At the end of the kids’ class tonight, I heard Andrew ask the kids what the rule about jiu-jitsu is. They chanted, “Only use it here in class.” And then one piped up: “Unless you’re being assassinated or something.”
Where did that come from?!
Warmup. Legs are like lead weights. Then groups of 3 for round robin, one person starting under side control but then normal grappling after that. On my “break” rounds, Andrew waved me over to work with him on attacks from side control. Crap, I once again know no jiu-jitsu. He’d say, “Go for X,” and I’d look and I’d think and I’d look, but I had no idea what to do. By the end of the rounds (2? 3?) with him, though, my brain had been re-exposed to just about every submission & situation it once knew starting from side control and had occasionally managed to approximate one of them without requiring too much coaching from Andrew.

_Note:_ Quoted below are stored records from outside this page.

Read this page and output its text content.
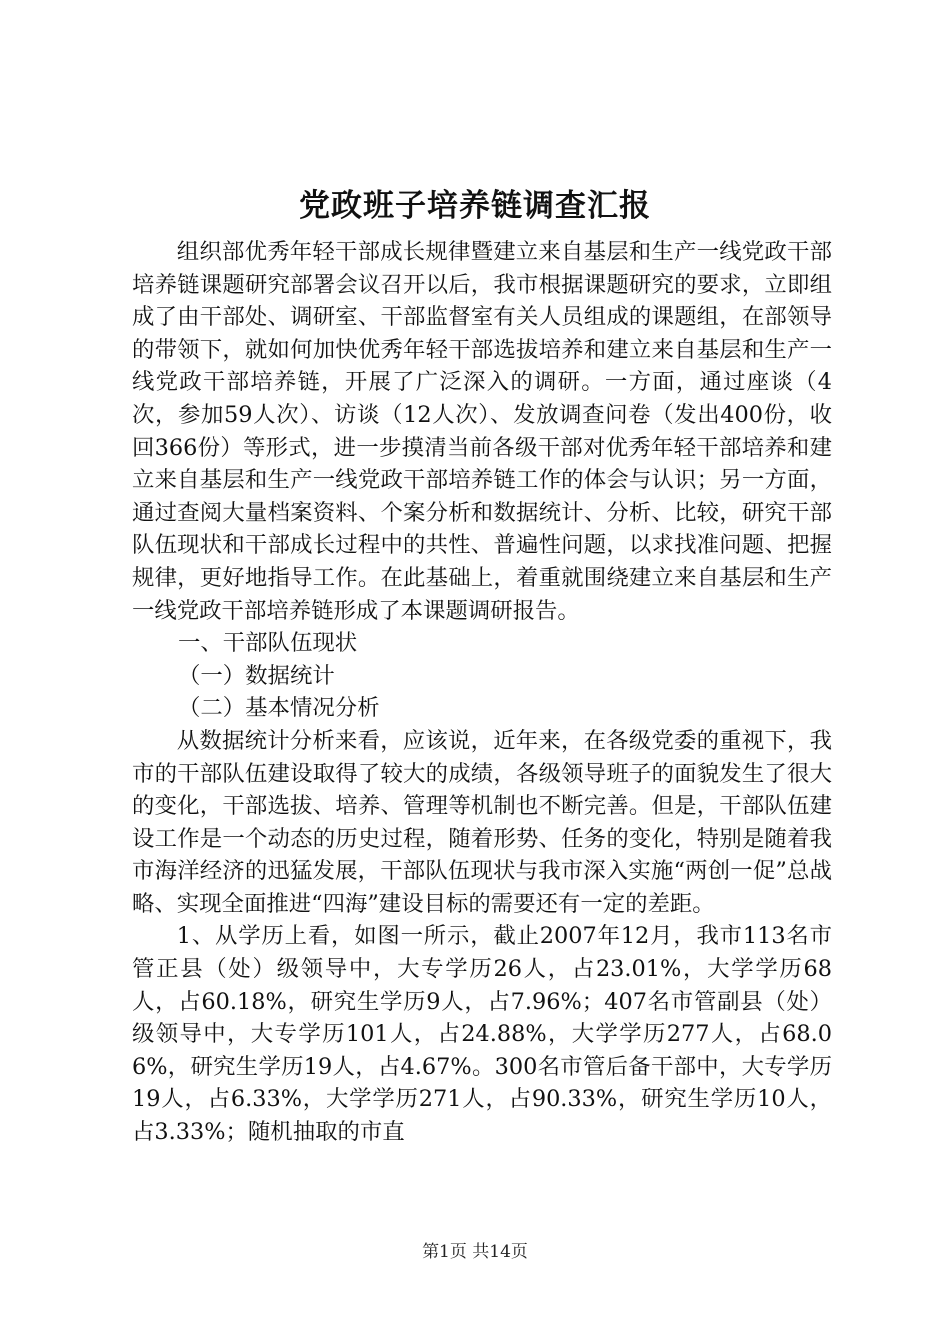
党政班子培养链调查汇报

组织部优秀年轻干部成长规律暨建立来自基层和生产一线党政干部培养链课题研究部署会议召开以后，我市根据课题研究的要求，立即组成了由干部处、调研室、干部监督室有关人员组成的课题组，在部领导的带领下，就如何加快优秀年轻干部选拔培养和建立来自基层和生产一线党政干部培养链，开展了广泛深入的调研。一方面，通过座谈（4次，参加59人次）、访谈（12人次）、发放调查问卷（发出400份，收回366份）等形式，进一步摸清当前各级干部对优秀年轻干部培养和建立来自基层和生产一线党政干部培养链工作的体会与认识；另一方面，通过查阅大量档案资料、个案分析和数据统计、分析、比较，研究干部队伍现状和干部成长过程中的共性、普遍性问题，以求找准问题、把握规律，更好地指导工作。在此基础上，着重就围绕建立来自基层和生产一线党政干部培养链形成了本课题调研报告。

一、干部队伍现状

（一）数据统计

（二）基本情况分析

从数据统计分析来看，应该说，近年来，在各级党委的重视下，我市的干部队伍建设取得了较大的成绩，各级领导班子的面貌发生了很大的变化，干部选拔、培养、管理等机制也不断完善。但是，干部队伍建设工作是一个动态的历史过程，随着形势、任务的变化，特别是随着我市海洋经济的迅猛发展，干部队伍现状与我市深入实施“两创一促”总战略、实现全面推进“四海”建设目标的需要还有一定的差距。

1、从学历上看，如图一所示，截止2007年12月，我市113名市管正县（处）级领导中，大专学历26人，占23.01%，大学学历68人，占60.18%，研究生学历9人，占7.96%；407名市管副县（处）级领导中，大专学历101人，占24.88%，大学学历277人，占68.06%，研究生学历19人，占4.67%。300名市管后备干部中，大专学历19人，占6.33%，大学学历271人，占90.33%，研究生学历10人，占3.33%；随机抽取的市直

第1页 共14页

Crappling — I is doing it.
Drilling was the americana to kimura sequence, picking up from yesterday. I was trying very hard to be tight and heavy everywhere, and I think I made my first partner run off a little earlier than he normally does. So that at least was working.
Then rounds. Aaaaand I am crappling again.
The bit of good news for the night is that, when I rolled with Janet and Kelly, my internal monologue said nothing about being worried about hurting them. Instead, it was positively gleeful as I tried to smash them. (The smashing often got turned around on me because I had no clue what I was doing beyond Hulk smash!, but at least when I was attacking I was internally cackling with delight. This is a vast improvement and I like it.)
After class, Janet and I talked for a bit. We both wish we could be more like Emily and Jen, who will cheerfully murder people on the mats, in turn get murdered, and either way bounce up with a grin to go again. I, on the other hand, worry too much. I think that many of the times that I’ve been accused of “thinking too much,” it hasn’t been jiu-jitsu I’ve been thinking through but rather whether I’m hurting or will hurt my partner. We both agreed that we need to roll at a “meaner” level so that we all get better.
I hope it will help my brain even more to know that the other ladies are thinking the same as I am and that they want me to smash them in return. Yeah, that should definitely help.